The Magician's Nephew is the closet of all the Narnia books to being urban fantasy but the series as a whole has the emphasis on the adventures within Narnia rather than being an on-going dialogue between the worlds.

The Lackey series though is a good fit. Instead of travel between worlds, there's interaction, but it's definitely a mixture of real and fantasy.



Comment #5: Sunday, April, 25, 2010 at 17:37:56

Valerie Demetros

Is Terry Pratchett's Wee Free Men of this genre? There was a gate in the fields/ruins. I read it a long time ago.



Comment #6: Sunday, April 25, 2010 at 15:53:37

Pussreboots

Good question. I haven't read Wee Free Men. But let me extrapolate with the Discworld novels I have read. First and foremost, the disc exists in a "multiverse" instead of our "universe." That implies an awareness of multiple universes or dimensions. DEATH has complained about needing a revolving door to the Netherworld because people seem to come and go as they please. There are also different pockets of reality depending on which local god is in charge (if any). The series isn't perhaps as clear cut as Un Lun Dun but in the gradient between the two extremes (if there are only two), I'd put it somewhere in the middle but approaching the urban fantasy side.



Comment #7: Sunday, April, 25, 2010 at 19:16:42

V Demetros

Wee Free Men took place here, then the kids when through a "door" and ended up in another universe, then came back at the end. There were creatures here who had come through already. I wish I was an expert on this-I'm going to read Un Lun Dun and see what it's about. Thanks



Comment #8: Sunday, April 25, 2010 at 16:36:43

Pussreboots

If the kids go through the door once and have their adventures and then come home at the end of the book, it's traditional fantasy. If they go back and forth between the door more than once, it's urban fantasy.

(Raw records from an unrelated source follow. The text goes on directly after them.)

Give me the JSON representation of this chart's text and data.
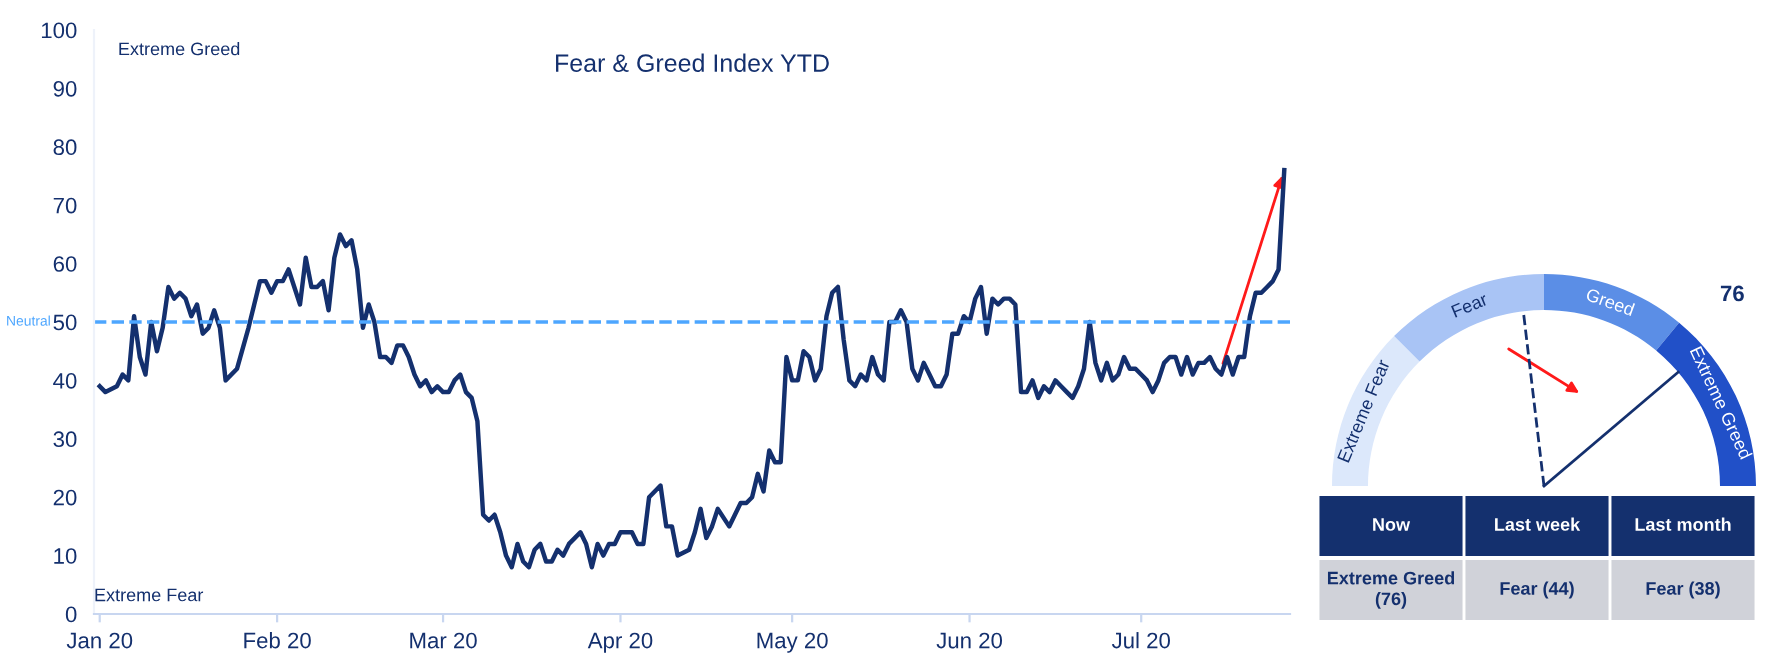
{
  "chart_data": [
    {
      "type": "line",
      "title": "Fear & Greed Index YTD",
      "series": [
        {
          "color": "#14306e",
          "x": [
            "2020-01-01",
            "2020-01-02",
            "2020-01-04",
            "2020-01-05",
            "2020-01-06",
            "2020-01-07",
            "2020-01-08",
            "2020-01-09",
            "2020-01-10",
            "2020-01-11",
            "2020-01-12",
            "2020-01-13",
            "2020-01-14",
            "2020-01-15",
            "2020-01-16",
            "2020-01-17",
            "2020-01-18",
            "2020-01-19",
            "2020-01-20",
            "2020-01-21",
            "2020-01-22",
            "2020-01-23",
            "2020-01-25",
            "2020-01-27",
            "2020-01-28",
            "2020-01-29",
            "2020-01-30",
            "2020-01-31",
            "2020-02-01",
            "2020-02-02",
            "2020-02-03",
            "2020-02-04",
            "2020-02-05",
            "2020-02-06",
            "2020-02-07",
            "2020-02-08",
            "2020-02-09",
            "2020-02-10",
            "2020-02-11",
            "2020-02-12",
            "2020-02-13",
            "2020-02-14",
            "2020-02-15",
            "2020-02-16",
            "2020-02-17",
            "2020-02-18",
            "2020-02-19",
            "2020-02-20",
            "2020-02-21",
            "2020-02-22",
            "2020-02-23",
            "2020-02-24",
            "2020-02-25",
            "2020-02-26",
            "2020-02-27",
            "2020-02-28",
            "2020-02-29",
            "2020-03-01",
            "2020-03-02",
            "2020-03-03",
            "2020-03-04",
            "2020-03-05",
            "2020-03-06",
            "2020-03-07",
            "2020-03-08",
            "2020-03-09",
            "2020-03-10",
            "2020-03-11",
            "2020-03-12",
            "2020-03-13",
            "2020-03-14",
            "2020-03-15",
            "2020-03-16",
            "2020-03-17",
            "2020-03-18",
            "2020-03-19",
            "2020-03-20",
            "2020-03-21",
            "2020-03-22",
            "2020-03-23",
            "2020-03-24",
            "2020-03-25",
            "2020-03-26",
            "2020-03-27",
            "2020-03-28",
            "2020-03-29",
            "2020-03-30",
            "2020-03-31",
            "2020-04-01",
            "2020-04-02",
            "2020-04-03",
            "2020-04-04",
            "2020-04-05",
            "2020-04-06",
            "2020-04-08",
            "2020-04-09",
            "2020-04-10",
            "2020-04-11",
            "2020-04-13",
            "2020-04-14",
            "2020-04-15",
            "2020-04-16",
            "2020-04-17",
            "2020-04-18",
            "2020-04-20",
            "2020-04-21",
            "2020-04-22",
            "2020-04-23",
            "2020-04-24",
            "2020-04-25",
            "2020-04-26",
            "2020-04-27",
            "2020-04-28",
            "2020-04-29",
            "2020-04-30",
            "2020-05-01",
            "2020-05-02",
            "2020-05-03",
            "2020-05-04",
            "2020-05-05",
            "2020-05-06",
            "2020-05-07",
            "2020-05-08",
            "2020-05-09",
            "2020-05-10",
            "2020-05-11",
            "2020-05-12",
            "2020-05-13",
            "2020-05-14",
            "2020-05-15",
            "2020-05-16",
            "2020-05-17",
            "2020-05-18",
            "2020-05-19",
            "2020-05-20",
            "2020-05-21",
            "2020-05-22",
            "2020-05-23",
            "2020-05-24",
            "2020-05-25",
            "2020-05-26",
            "2020-05-27",
            "2020-05-28",
            "2020-05-29",
            "2020-05-30",
            "2020-05-31",
            "2020-06-01",
            "2020-06-02",
            "2020-06-03",
            "2020-06-04",
            "2020-06-05",
            "2020-06-06",
            "2020-06-07",
            "2020-06-08",
            "2020-06-09",
            "2020-06-10",
            "2020-06-11",
            "2020-06-12",
            "2020-06-13",
            "2020-06-14",
            "2020-06-15",
            "2020-06-16",
            "2020-06-17",
            "2020-06-18",
            "2020-06-19",
            "2020-06-20",
            "2020-06-21",
            "2020-06-22",
            "2020-06-23",
            "2020-06-24",
            "2020-06-25",
            "2020-06-26",
            "2020-06-27",
            "2020-06-28",
            "2020-06-29",
            "2020-06-30",
            "2020-07-01",
            "2020-07-02",
            "2020-07-03",
            "2020-07-04",
            "2020-07-05",
            "2020-07-06",
            "2020-07-07",
            "2020-07-08",
            "2020-07-09",
            "2020-07-10",
            "2020-07-11",
            "2020-07-12",
            "2020-07-13",
            "2020-07-14",
            "2020-07-15",
            "2020-07-16",
            "2020-07-17",
            "2020-07-18",
            "2020-07-19",
            "2020-07-20",
            "2020-07-21",
            "2020-07-22",
            "2020-07-23",
            "2020-07-24",
            "2020-07-25",
            "2020-07-26"
          ],
          "values": [
            39,
            38,
            39,
            41,
            40,
            51,
            44,
            41,
            50,
            45,
            49,
            56,
            54,
            55,
            54,
            51,
            53,
            48,
            49,
            52,
            49,
            40,
            42,
            49,
            53,
            57,
            57,
            55,
            57,
            57,
            59,
            56,
            53,
            61,
            56,
            56,
            57,
            52,
            61,
            65,
            63,
            64,
            59,
            49,
            53,
            50,
            44,
            44,
            43,
            46,
            46,
            44,
            41,
            39,
            40,
            38,
            39,
            38,
            38,
            40,
            41,
            38,
            37,
            33,
            17,
            16,
            17,
            14,
            10,
            8,
            12,
            9,
            8,
            11,
            12,
            9,
            9,
            11,
            10,
            12,
            13,
            14,
            12,
            8,
            12,
            10,
            12,
            12,
            14,
            14,
            14,
            12,
            12,
            20,
            22,
            15,
            15,
            10,
            11,
            14,
            18,
            13,
            15,
            18,
            15,
            17,
            19,
            19,
            20,
            24,
            21,
            28,
            26,
            26,
            44,
            40,
            40,
            45,
            44,
            40,
            42,
            51,
            55,
            56,
            47,
            40,
            39,
            41,
            40,
            44,
            41,
            40,
            50,
            50,
            52,
            50,
            42,
            40,
            43,
            41,
            39,
            39,
            41,
            48,
            48,
            51,
            50,
            54,
            56,
            48,
            54,
            53,
            54,
            54,
            53,
            38,
            38,
            40,
            37,
            39,
            38,
            40,
            39,
            38,
            37,
            39,
            42,
            50,
            43,
            40,
            43,
            40,
            41,
            44,
            42,
            42,
            41,
            40,
            38,
            40,
            43,
            44,
            44,
            41,
            44,
            41,
            43,
            43,
            44,
            42,
            41,
            44,
            41,
            44,
            44,
            51,
            55,
            55,
            56,
            57,
            59,
            76
          ]
        }
      ],
      "xlim": [
        "2019-12-31",
        "2020-07-27"
      ],
      "xticks": [
        {
          "value": "2020-01-01",
          "label": "Jan 20"
        },
        {
          "value": "2020-02-01",
          "label": "Feb 20"
        },
        {
          "value": "2020-03-01",
          "label": "Mar 20"
        },
        {
          "value": "2020-04-01",
          "label": "Apr 20"
        },
        {
          "value": "2020-05-01",
          "label": "May 20"
        },
        {
          "value": "2020-06-01",
          "label": "Jun 20"
        },
        {
          "value": "2020-07-01",
          "label": "Jul 20"
        }
      ],
      "ylim": [
        0,
        100
      ],
      "yticks": [
        0,
        10,
        20,
        30,
        40,
        50,
        60,
        70,
        80,
        90,
        100
      ],
      "ref_lines": [
        {
          "axis": "y",
          "value": 50,
          "label": "Neutral",
          "color": "#4da6ff",
          "line_style": "dashed"
        }
      ],
      "annotations": [
        "Extreme Greed",
        "Extreme Fear"
      ],
      "grid": false,
      "legend": false,
      "marker": "none",
      "line_style": "solid"
    },
    {
      "type": "donut",
      "categories": [
        "Extreme Fear",
        "Fear",
        "Greed",
        "Extreme Greed"
      ],
      "values": [
        25,
        25,
        22,
        28
      ],
      "colors": [
        "#dce8fb",
        "#a9c4f5",
        "#5b8ee6",
        "#2150c8"
      ],
      "needle": "Extreme Greed",
      "annotations": [
        "76"
      ]
    },
    {
      "type": "other",
      "annotations": [
        "Now",
        "Last week",
        "Last month",
        "Extreme Greed\n(76)",
        "Fear (44)",
        "Fear (38)"
      ]
    }
  ]
}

Comment #9: Sunday, April, 25, 2010 at 20:07:53

V Demetros

Thank you. I don't think I ever knew that distinction. I'll have to read it again to see if they go back and forth, but I'm thinking they don't. I've been educated!



Comment #10: Sunday, April 25, 2010 at 16:39:00

Pussreboots

I'm not sure it's an official distinction between the genres. I'm just working through my own observations and used the post to open a discussion on my hypothesis.

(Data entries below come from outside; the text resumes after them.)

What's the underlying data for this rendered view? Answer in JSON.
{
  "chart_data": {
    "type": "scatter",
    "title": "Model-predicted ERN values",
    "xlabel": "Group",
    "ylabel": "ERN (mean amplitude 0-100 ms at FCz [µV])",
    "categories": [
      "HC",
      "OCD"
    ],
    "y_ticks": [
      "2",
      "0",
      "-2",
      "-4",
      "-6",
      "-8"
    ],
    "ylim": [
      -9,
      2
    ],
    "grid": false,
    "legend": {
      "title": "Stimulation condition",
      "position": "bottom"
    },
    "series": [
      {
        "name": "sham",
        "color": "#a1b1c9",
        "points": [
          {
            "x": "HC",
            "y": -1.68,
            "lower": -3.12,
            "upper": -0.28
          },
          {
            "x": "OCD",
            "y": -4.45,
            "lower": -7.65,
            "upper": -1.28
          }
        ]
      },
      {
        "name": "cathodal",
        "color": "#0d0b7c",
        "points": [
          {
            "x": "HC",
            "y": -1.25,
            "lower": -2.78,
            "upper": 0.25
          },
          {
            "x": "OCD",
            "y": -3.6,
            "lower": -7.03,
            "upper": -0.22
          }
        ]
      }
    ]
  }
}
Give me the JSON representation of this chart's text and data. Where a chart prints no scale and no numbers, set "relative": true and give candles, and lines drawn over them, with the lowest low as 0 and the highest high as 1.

Comment #11: Sunday, April, 25, 2010 at 20:48:10

Pam van Hylckama Vlieg

What about Harry Potter, there are lots of entrances in and out of the wizarding world but you have to be a wizard to find them?

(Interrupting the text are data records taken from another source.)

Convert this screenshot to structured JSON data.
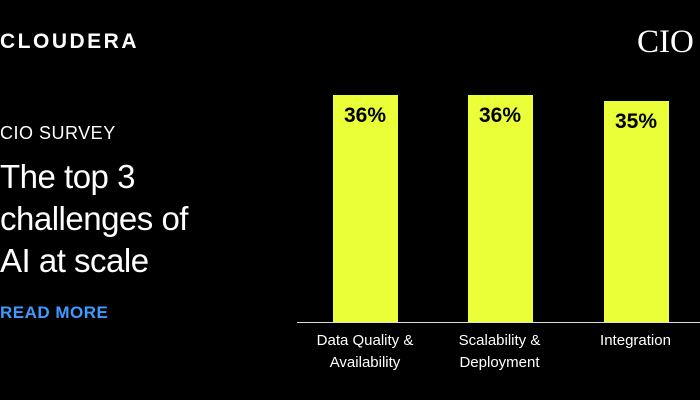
{
  "brand": "CLOUDERA",
  "publisher": "CIO",
  "eyebrow": "CIO SURVEY",
  "headline": "The top 3 challenges of AI at scale",
  "cta": "READ MORE",
  "chart_data": {
    "type": "bar",
    "categories": [
      "Data Quality & Availability",
      "Scalability & Deployment",
      "Integration"
    ],
    "values": [
      36,
      36,
      35
    ],
    "value_labels": [
      "36%",
      "36%",
      "35%"
    ],
    "color": "#eaff38",
    "ylim": [
      0,
      36
    ]
  }
}
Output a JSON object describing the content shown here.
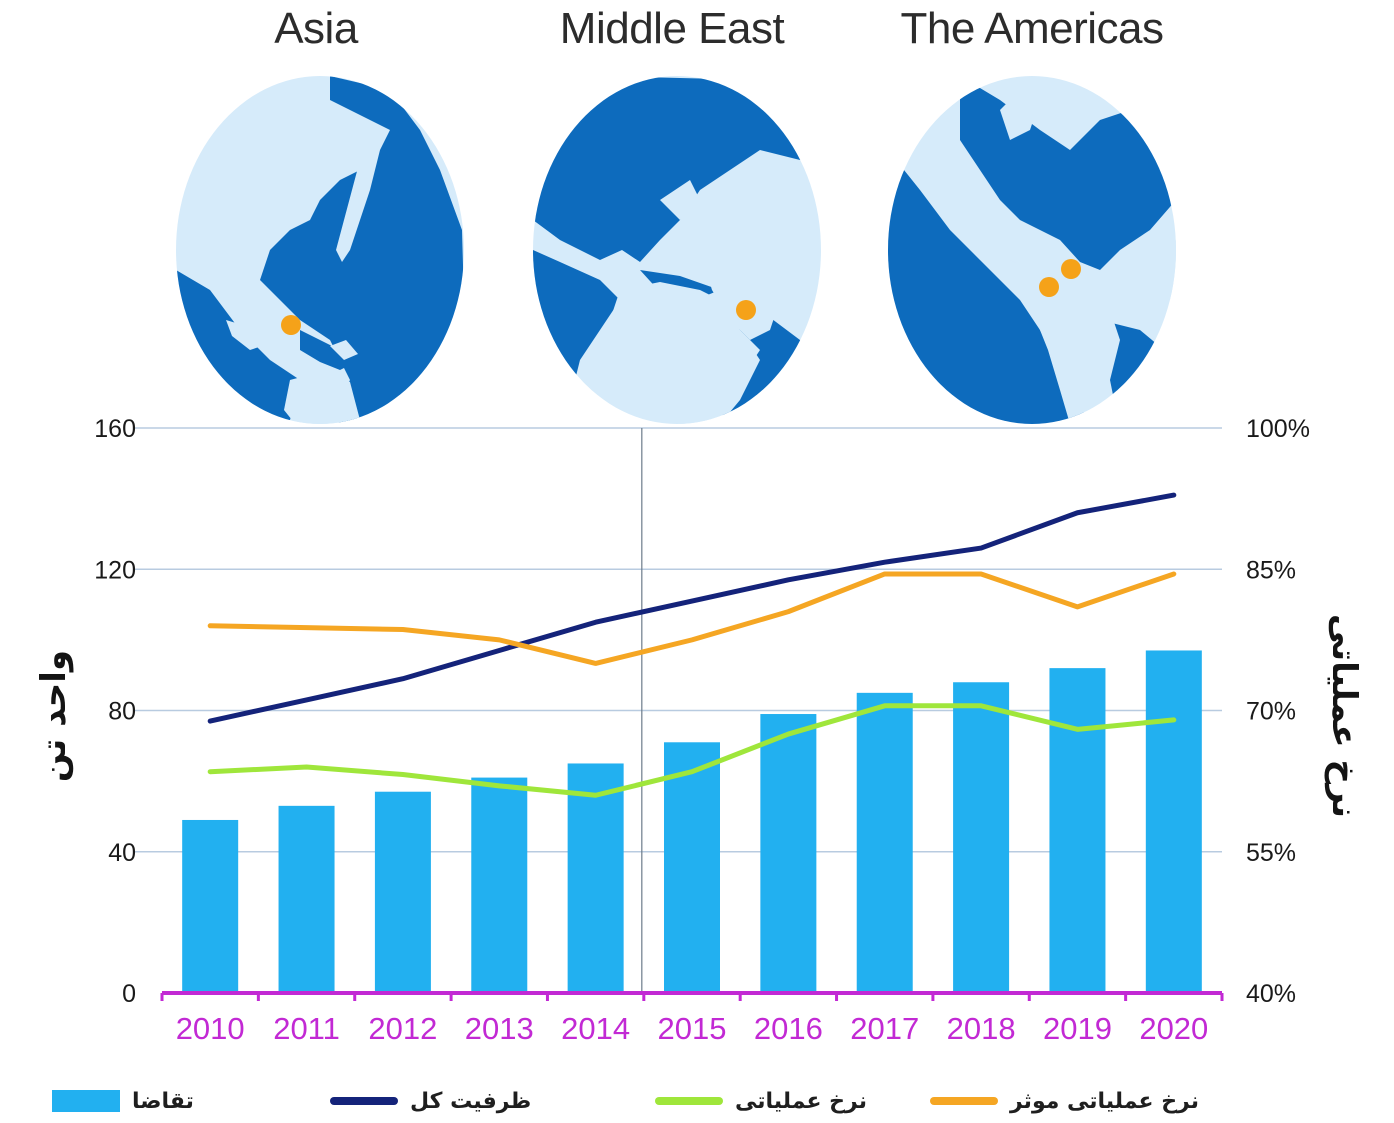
{
  "regions": [
    {
      "name": "Asia"
    },
    {
      "name": "Middle East"
    },
    {
      "name": "The Americas"
    }
  ],
  "colors": {
    "ocean": "#0d6bbd",
    "land": "#d6ebfa",
    "marker": "#f5a219",
    "bars": "#22b0f0",
    "total_capacity": "#14237a",
    "operating_rate": "#9fe63b",
    "effective_operating_rate": "#f5a623",
    "x_axis": "#c229d4",
    "x_tick_text": "#c229d4",
    "grid": "#b8cbe0"
  },
  "chart_data": {
    "type": "bar",
    "categories": [
      "2010",
      "2011",
      "2012",
      "2013",
      "2014",
      "2015",
      "2016",
      "2017",
      "2018",
      "2019",
      "2020"
    ],
    "y_left": {
      "label": "واحد تن",
      "ticks": [
        "0",
        "40",
        "80",
        "120",
        "160"
      ],
      "range": [
        0,
        160
      ]
    },
    "y_right": {
      "label": "نرخ عملیاتی",
      "ticks": [
        "40%",
        "55%",
        "70%",
        "85%",
        "100%"
      ],
      "range": [
        40,
        100
      ]
    },
    "series": [
      {
        "name": "تقاضا",
        "kind": "bar",
        "axis": "left",
        "values": [
          49,
          53,
          57,
          61,
          65,
          71,
          79,
          85,
          88,
          92,
          97
        ]
      },
      {
        "name": "ظرفیت کل",
        "kind": "line",
        "axis": "left",
        "values": [
          77,
          83,
          89,
          97,
          105,
          111,
          117,
          122,
          126,
          136,
          141
        ]
      },
      {
        "name": "نرخ عملیاتی",
        "kind": "line",
        "axis": "right",
        "values": [
          63.5,
          64,
          63.2,
          62,
          61,
          63.5,
          67.5,
          70.5,
          70.5,
          68,
          69
        ]
      },
      {
        "name": "نرخ عملیاتی موثر",
        "kind": "line",
        "axis": "right",
        "values": [
          79,
          78.8,
          78.6,
          77.5,
          75,
          77.5,
          80.5,
          84.5,
          84.5,
          81,
          84.5
        ]
      }
    ],
    "grid": true,
    "legend_placement": "bottom"
  },
  "legend": [
    {
      "label": "تقاضا",
      "kind": "bar"
    },
    {
      "label": "ظرفیت کل",
      "kind": "line"
    },
    {
      "label": "نرخ عملیاتی",
      "kind": "line"
    },
    {
      "label": "نرخ عملیاتی موثر",
      "kind": "line"
    }
  ]
}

In The Faerie Path Tania accidentally falls in a mirror at a Tudor Castle and ends up in the parallel Faerie.



Comment #12: Monday, April 26, 2010 at 10:42:04

Pussreboots

I'm looking more at story structure than characters' abilities to go between the worlds. In the ones I've read (and I only got to the end of book four before giving up), the structure is Harry's in the muggle world and then goes to school, has adventures at the school for that year and then goes back to the muggle world.

For The Faerie Path if Tania finds a way out of the mirror before the book ends and then goes back to the parallel world to finish whatever she had started, I'd call it urban fantasy. If she's just in the parallel world until the end of the book, where the conclusion comes near the time she finally finds her way home (or decides to stay), it's a traditionally fantasy.



Comment #13: Tuesday, April, 27, 2010 at 02:09:02

Pam

Tania is able to go back and forth through the same portal to modern day London and Faerie.



Comment #14: Monday, April 26, 2010 at 10:42:04

Pussreboots

If she takes advantage of that ability and goes back and forth over the course of the book, then I'd call it urban fantasy. If she has the ability but doesn't use it, then I'd call it a tradtional fantasy.